8. We are now left with the only other limb of the Section which speaks of a person being grossly negligent. We did observe in the beginning about the difficulty in defining gross neglect as distinct from neglect. In the context in which the word 'gross' occurs in the provision, coupled as it is with the word 'wilful', we would give to the term 'gross neglect' the same meaning as we would give to the term 'wilful neglect'. It must be negligence of a higher order which must be established. The fact that the assessee had been negligent in the manner of running the business will not be enough to show that the assessee had spent more than what was actually shown to have been spent and, in the absence of any material to show that the assessee had secreted part of her income which had been discovered or was discoverable, we have to accept the case of the assessee that she was not guilty of gross neglect. In fact, it is on a consideration of these aspects, that the Tribunal has come to the conclusion that the assessee has not been guilty of fraud or of gross or wilful neglect. The question is whether we should reverse that finding. We are unable to find any reason to reverse that finding.

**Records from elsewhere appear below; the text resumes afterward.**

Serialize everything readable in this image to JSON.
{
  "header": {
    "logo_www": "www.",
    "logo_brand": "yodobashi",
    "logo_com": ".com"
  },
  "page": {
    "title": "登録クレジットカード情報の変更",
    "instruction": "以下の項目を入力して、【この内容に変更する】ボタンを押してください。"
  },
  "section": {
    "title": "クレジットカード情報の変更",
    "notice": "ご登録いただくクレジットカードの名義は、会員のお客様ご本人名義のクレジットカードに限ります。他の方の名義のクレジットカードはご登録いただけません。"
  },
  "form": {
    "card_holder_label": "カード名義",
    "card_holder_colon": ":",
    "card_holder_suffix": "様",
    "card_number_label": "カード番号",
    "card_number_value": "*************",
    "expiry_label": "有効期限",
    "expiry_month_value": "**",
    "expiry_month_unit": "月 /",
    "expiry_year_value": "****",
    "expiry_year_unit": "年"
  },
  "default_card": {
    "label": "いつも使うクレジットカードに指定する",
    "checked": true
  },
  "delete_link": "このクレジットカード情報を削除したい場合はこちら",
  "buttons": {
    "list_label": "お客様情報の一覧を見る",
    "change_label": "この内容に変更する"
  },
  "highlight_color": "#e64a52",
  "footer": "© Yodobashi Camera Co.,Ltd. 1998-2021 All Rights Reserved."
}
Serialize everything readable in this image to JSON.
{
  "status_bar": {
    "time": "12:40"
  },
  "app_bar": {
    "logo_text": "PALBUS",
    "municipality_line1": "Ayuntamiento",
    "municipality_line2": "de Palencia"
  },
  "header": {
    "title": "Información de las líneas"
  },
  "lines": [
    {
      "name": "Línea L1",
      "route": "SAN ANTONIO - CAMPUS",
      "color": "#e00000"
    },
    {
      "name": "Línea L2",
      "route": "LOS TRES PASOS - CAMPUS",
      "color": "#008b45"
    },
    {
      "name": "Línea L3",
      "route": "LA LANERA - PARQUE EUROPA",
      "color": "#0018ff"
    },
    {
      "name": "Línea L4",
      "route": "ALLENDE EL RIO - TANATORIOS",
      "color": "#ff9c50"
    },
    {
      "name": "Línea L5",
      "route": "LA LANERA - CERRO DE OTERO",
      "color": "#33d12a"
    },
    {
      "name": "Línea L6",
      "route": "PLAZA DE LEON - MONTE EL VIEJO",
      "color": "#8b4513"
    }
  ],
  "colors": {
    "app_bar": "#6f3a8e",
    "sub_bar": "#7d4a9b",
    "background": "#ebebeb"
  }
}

9. Before parting with the case, we would like to refer to two decisions, one of the Patna High Court, CIT v. Patna Timber Works : 106ITR452(Patna) in which Untwalia C.J. (as he then was of the Patna High Court) considered this aspect, and the other of the Gujarat High Court, CIT v. S. P. Bhatt : 97ITR440(Guj) in which Bhagwati C.J. (as he then was of the Gujarat High Court) took a similar view. Both the learned judges have held that, notwithstanding the Explanation, the assessee had succeeded in discharging the burden cast on him. We would respectfully follow those decisions, and answer the two questions that have been referred to us, the first in the affirmative, viz., in favour of the assessee and against the revenue, and the second also in the affirmative, viz., in favour of the assessee and against the revenue.
10. We direct the department to pay the costs of the assessee. Counsel'sfee of Rs. 250.